Type of presentation: Poster

IT-9-P-3029 Strain Analysis by Nano-Beam Electron Diffraction (SANBED) in semiconductor nanostructures

Mahr C.1, Müller K.1, Erben D.1, Schowalter M.1, Zweck J.2, Volz K.3, Rosenauer A.1
1Universität Bremen, Otto-Hahn-Allee 1, 28359 Bremen (Germany), 2Universität Regensburg, Universitätsstraße 31, 93040 Regensburg (Germany), 3Philipps Universität Marburg, Hans-Meerwein-Straße, 35032 Marburg (Germany)
mahr@ifp.uni-bremen.de

The measurement of lattice strain is an important aspect in the characterisation of semiconductor nanostructures. As strain has large influence e.g. on the mobility of charge carriers, methods for accurate strain measurement with high precision are mandatory. In the present work [1] we measure strain from the positions of diffraction discs in convergent-beam electron diffraction (CBED) patterns using dedicated algorithms. Large one- and two-dimensional series of CBED-patterns (~3000) in semiconductor nanostructures have been recorded at an FEI Titan facility in STEM mode. Contrary to parallel illumination in conventional Nano-beam electron diffraction (NBED), we show that focusing the beam with a semi-convergence of 2.6 mrad increases the spatial resolution drastically by a factor of 5 to be 0.5 – 0.7nm. We determined the precision of this method to be 0.07%.

The rich inner structure of CBED-discs causes a big challenge to recognize their positions accurately. In particular, three different algorithms have been developed: As shown in figure 1, the first algorithm detects edges around each disc and iteratively deselects erroneous edges by circle-fitting. In this way the fit converges to the disc boundary. A disadvantage of this parameter-free method is a long computation time.

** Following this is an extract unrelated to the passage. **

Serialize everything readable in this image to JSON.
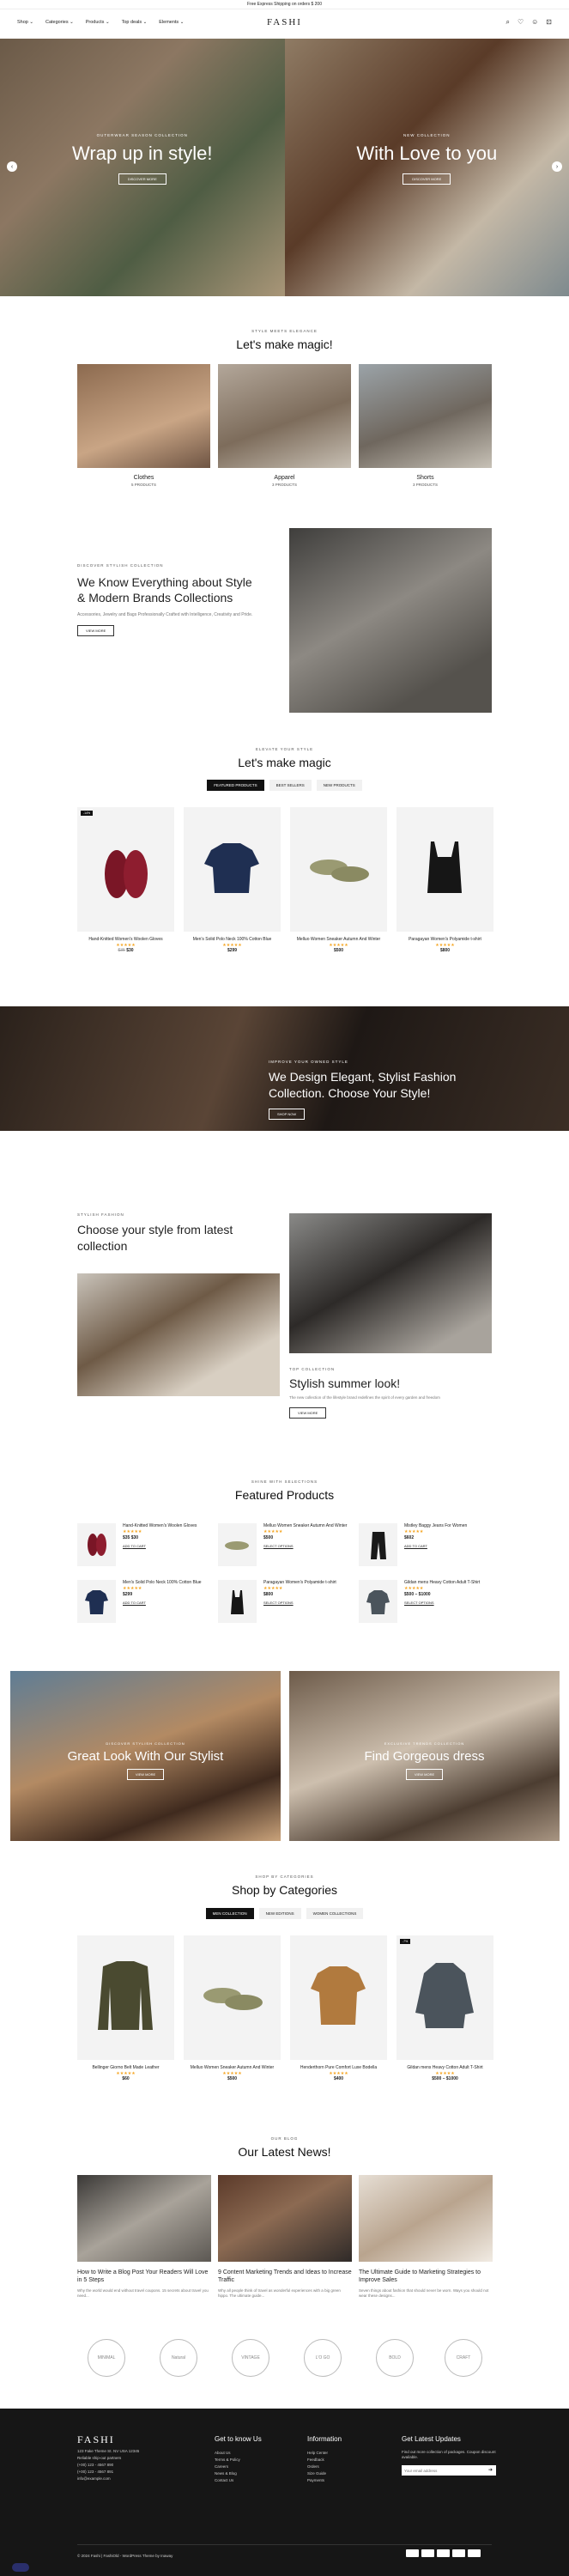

An improvement of speed by a factor of 15 is achieved with the Radial Gradient Maximisation method. This method positions two sets of rings around the initially estimated disc position, one set of rings with smaller radii than estimated and one with larger radii, as illustrated in figure 2. Disc position and radius are determined by maximising the difference between the integrated intensity on inner and outer rings. The third method is a cross-correlation with different masks. As it is nearly a factor of 100 faster than the edge detection algorithm it is capable for in-situ strain measurement during CBED pattern acquisition. The left part of figure 3 shows two different masks. Mask A assumes fully illuminated CBED-discs, whereas with mask B the inner structure of the diffraction discs has less influence on the result. The right part of figure 3 shows the change in the correlation function if the disc is shifted. The disc position can be determined from the shift between mask and experiment. We compare the precision of the three different algorithms among each other and with respect to former approaches [e.g. 2, 3]. Finally we show by application, that specimen cooling, zero-loss energy filtering and aberrations of the projection system only weakly affect the measured strain.

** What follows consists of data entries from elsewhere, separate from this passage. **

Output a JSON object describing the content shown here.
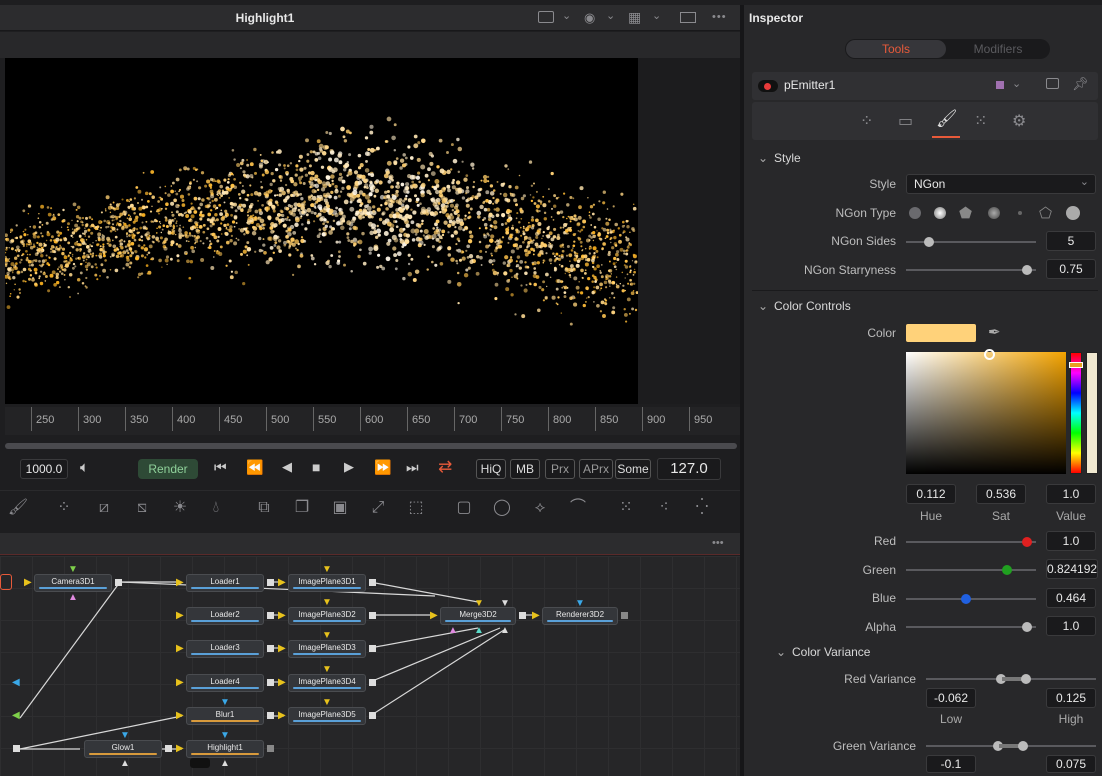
{
  "viewer": {
    "title": "Highlight1",
    "more_icon": "•••",
    "ruler_ticks": [
      "250",
      "300",
      "350",
      "400",
      "450",
      "500",
      "550",
      "600",
      "650",
      "700",
      "750",
      "800",
      "850",
      "900",
      "950"
    ]
  },
  "transport": {
    "end_frame": "1000.0",
    "render_label": "Render",
    "hiq": "HiQ",
    "mb": "MB",
    "prx": "Prx",
    "aprx": "APrx",
    "some": "Some",
    "current_frame": "127.0"
  },
  "nodes": {
    "camera": "Camera3D1",
    "loader1": "Loader1",
    "loader2": "Loader2",
    "loader3": "Loader3",
    "loader4": "Loader4",
    "blur": "Blur1",
    "glow": "Glow1",
    "highlight": "Highlight1",
    "ip1": "ImagePlane3D1",
    "ip2": "ImagePlane3D2",
    "ip3": "ImagePlane3D3",
    "ip4": "ImagePlane3D4",
    "ip5": "ImagePlane3D5",
    "merge": "Merge3D2",
    "renderer": "Renderer3D2"
  },
  "inspector": {
    "title": "Inspector",
    "tab_tools": "Tools",
    "tab_modifiers": "Modifiers",
    "tool_name": "pEmitter1",
    "style_section": "Style",
    "style_label": "Style",
    "style_value": "NGon",
    "ngon_type_label": "NGon Type",
    "ngon_sides_label": "NGon Sides",
    "ngon_sides_value": "5",
    "ngon_sides_fraction": 0.15,
    "ngon_star_label": "NGon Starryness",
    "ngon_star_value": "0.75",
    "ngon_star_fraction": 0.97,
    "color_section": "Color Controls",
    "color_label": "Color",
    "color_hex": "#ffd27a",
    "hue_value": "0.112",
    "sat_value": "0.536",
    "val_value": "1.0",
    "hue_label": "Hue",
    "sat_label": "Sat",
    "val_label": "Value",
    "red_label": "Red",
    "red_value": "1.0",
    "red_fraction": 0.97,
    "green_label": "Green",
    "green_value": "0.824192",
    "green_fraction": 0.8,
    "blue_label": "Blue",
    "blue_value": "0.464",
    "blue_fraction": 0.46,
    "alpha_label": "Alpha",
    "alpha_value": "1.0",
    "alpha_fraction": 0.97,
    "variance_section": "Color Variance",
    "red_var_label": "Red Variance",
    "red_var_low": "-0.062",
    "red_var_high": "0.125",
    "low_label": "Low",
    "high_label": "High",
    "green_var_label": "Green Variance",
    "green_var_low": "-0.1",
    "green_var_high": "0.075"
  },
  "colors": {
    "accent_red": "#e85a3a",
    "panel": "#2c2c2e"
  }
}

[1] K. Müller and A. Rosenauer et al., Microsc. Microanal. 18 (2012), p. 995.

[2] F. Uesugi et al., Ultramicroscopy 111 (2011), p.995.

[3] A. Béché et al., Appl. Phys. Lett. 95 (2009), p. 123114.

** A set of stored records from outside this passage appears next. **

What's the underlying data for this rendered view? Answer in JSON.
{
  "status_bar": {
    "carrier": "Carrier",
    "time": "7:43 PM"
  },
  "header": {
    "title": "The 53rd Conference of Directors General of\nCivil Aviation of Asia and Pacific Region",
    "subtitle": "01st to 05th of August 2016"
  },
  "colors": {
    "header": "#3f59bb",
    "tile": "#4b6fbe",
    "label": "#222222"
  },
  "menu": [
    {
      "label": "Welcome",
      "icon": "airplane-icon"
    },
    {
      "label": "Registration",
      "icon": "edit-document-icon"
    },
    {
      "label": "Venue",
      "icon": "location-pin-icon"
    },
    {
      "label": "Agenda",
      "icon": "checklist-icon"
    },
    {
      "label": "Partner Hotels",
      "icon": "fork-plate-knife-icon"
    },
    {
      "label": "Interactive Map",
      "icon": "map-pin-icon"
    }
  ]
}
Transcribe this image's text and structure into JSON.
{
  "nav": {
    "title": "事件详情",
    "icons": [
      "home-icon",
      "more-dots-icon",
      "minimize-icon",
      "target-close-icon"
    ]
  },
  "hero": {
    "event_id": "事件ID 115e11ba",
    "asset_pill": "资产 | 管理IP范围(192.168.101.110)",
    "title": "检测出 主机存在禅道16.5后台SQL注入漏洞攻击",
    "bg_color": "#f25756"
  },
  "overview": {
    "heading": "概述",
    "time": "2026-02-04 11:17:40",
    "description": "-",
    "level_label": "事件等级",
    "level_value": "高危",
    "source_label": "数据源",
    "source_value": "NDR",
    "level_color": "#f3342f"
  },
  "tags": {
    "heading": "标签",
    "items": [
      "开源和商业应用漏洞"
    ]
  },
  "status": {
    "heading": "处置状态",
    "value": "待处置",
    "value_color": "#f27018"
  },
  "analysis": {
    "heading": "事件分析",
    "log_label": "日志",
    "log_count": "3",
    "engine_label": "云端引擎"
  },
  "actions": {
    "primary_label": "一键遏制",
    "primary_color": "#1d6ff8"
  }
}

This work was supported by the Deutsche Forschungsgemeinschaft (DFG) under contracts numer RO2057/8-1, SCHO1196/3, V0805/4 and V0805/5.

Fig. 1: Disc position and radius recognition with selective edge detection. (a) Process from experimental raw data to fitted disc position. (b) Edge point deselection: Beginning with the first circle-fit to all edge points, the point with the largest distance to the fitted circle is deleted until only edge points on the disc boundary remain.

Fig. 2: Disc position and radius recognition with Radial Gradient Maximisation. Two sets of rings are positioned inside and outside an initial radius estimation and the intensity is integrated. Radius and position are fitted via maximisation of the difference between both sums.

Fig. 3: Disc-position recognition via cross-correlation with masks. Left: Masks for correlation. Right: Changes in correlation-function (down) when the experimental disc shifts. Disc-position recognition from shift between experiment and mask.